The switch to a more rehabilitation-based treatment — being pursued by many counties in the state to varying degrees — is evident in the construction of San Mateo County's new 180-bed Juvenile Hall, 30-bed Girl's Camp and 24-bed Receiving Home, comprising the center. Built with a circular design intended to prevent escape, and with less fencing, the new Juvenile Hall building surrounds a central courtyard with an all-weather turf field and recycled rubber athletic track. Single-occupancy “suites” inside are part of a tiered system meant to provide those with the best behavior more freedom and perks.
“All the kids are asking when they get to move in,” Greg Huntington, a group supervisor who works directly with wards, said. So inviting is the new Youth Services Center, with its 20-foot-high ceilings, rivers of sunlight, dorms with individual toilets and desks and terrific vistas of the Crystal Springs Reservoir, officials are worried some kids may act up in order to stay.
With just 17 more beds than the old facility, the majority of the 276,000-square-foot center was built to accommodate family counseling, education and social services based on individual juvenile assessments, officials said.
And while some may remember that similar approaches came to prominence in the 1970s, sometimes with poor or uncertain results, science has turned the tide, according to Norma Suzuki, executive director for the Chief Probation Officers of California. “I was there in the ’70s and I can tell you we are in a very good position today to have science supporting what our gut was telling us back then,” Suzuki said.

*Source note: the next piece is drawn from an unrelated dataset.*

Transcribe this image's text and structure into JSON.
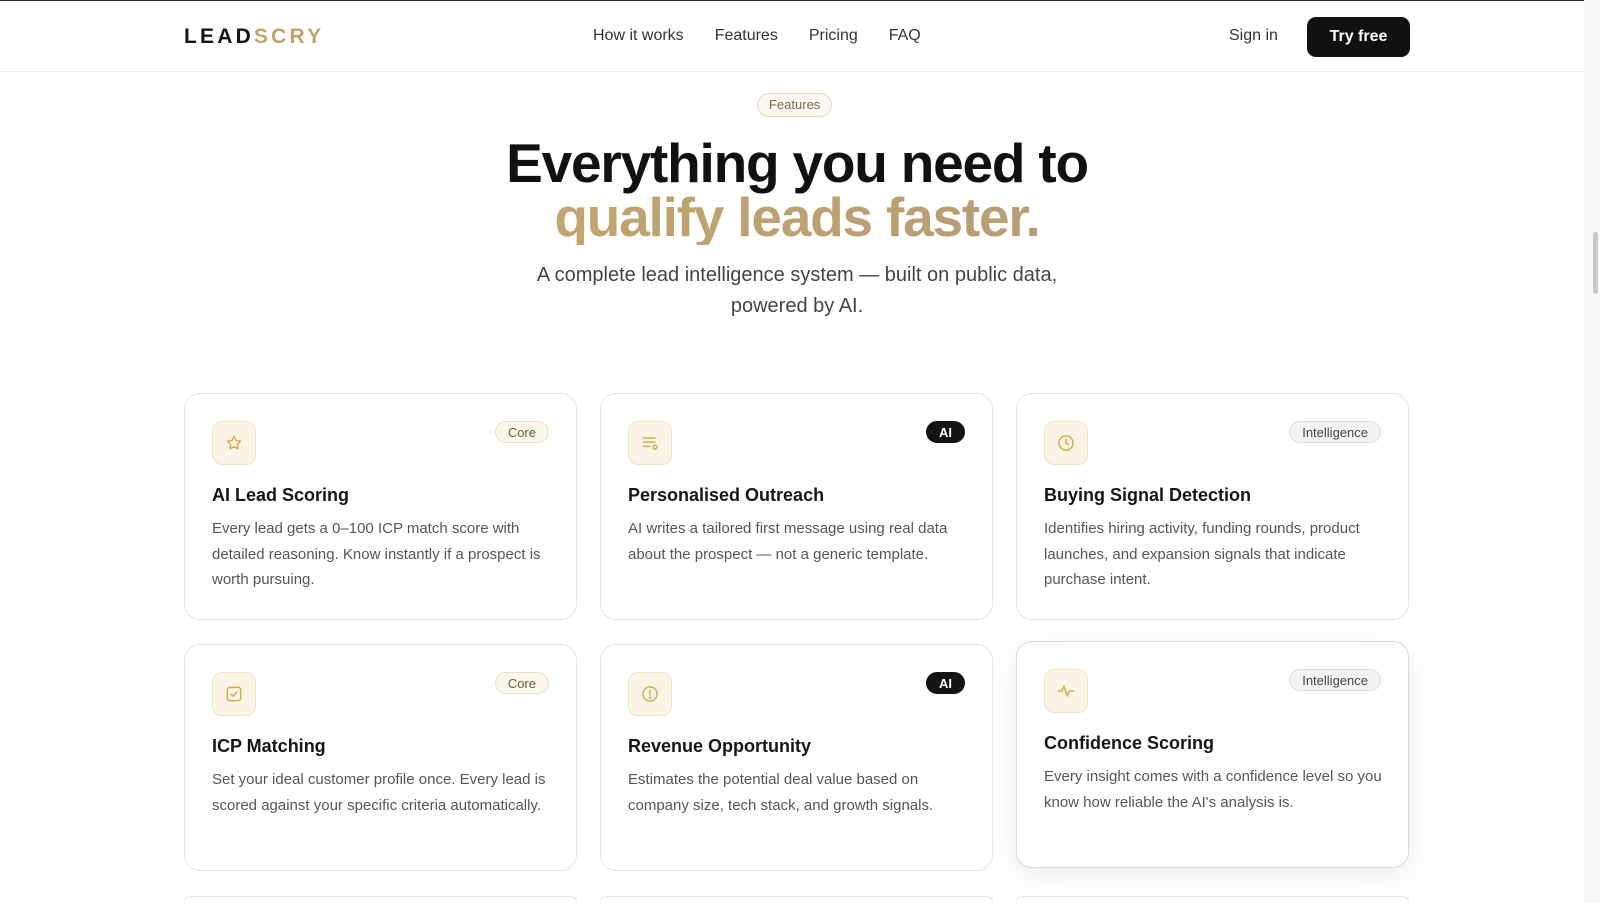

Hoping that kids will respond to opportunities for improved privacy and increased freedom, some single-occupancy dorms will be reserved, when possible, for those wards with the best behavior, Regina Wilson-Henry, director of institutions services, said. More freedoms, such as being allowed to walk unescorted around parts of the campus, will also be afforded the trustworthiest, Wilson-Henry said.
“What we wanted to do was have different levels of comfort and security commensurate with the kids’ behavior,” chief juvenile probation officer Loren Buddress said.
One major improvement of the new Youth Services Center is the doubling, sometimes tripling, of space available for classes in everything from narcotics addiction to Bible study and anger management, Buddress said. That will mean increased individual and small group counseling, shown to have the best results, Buddress said.
As the most expensive construction project in the county's 150-year history at $148 million, the new center will also boast an expanded medical clinic, including a much-needed dental facility. “About 80 percent of the kids have serious dental problems,” Buddress said.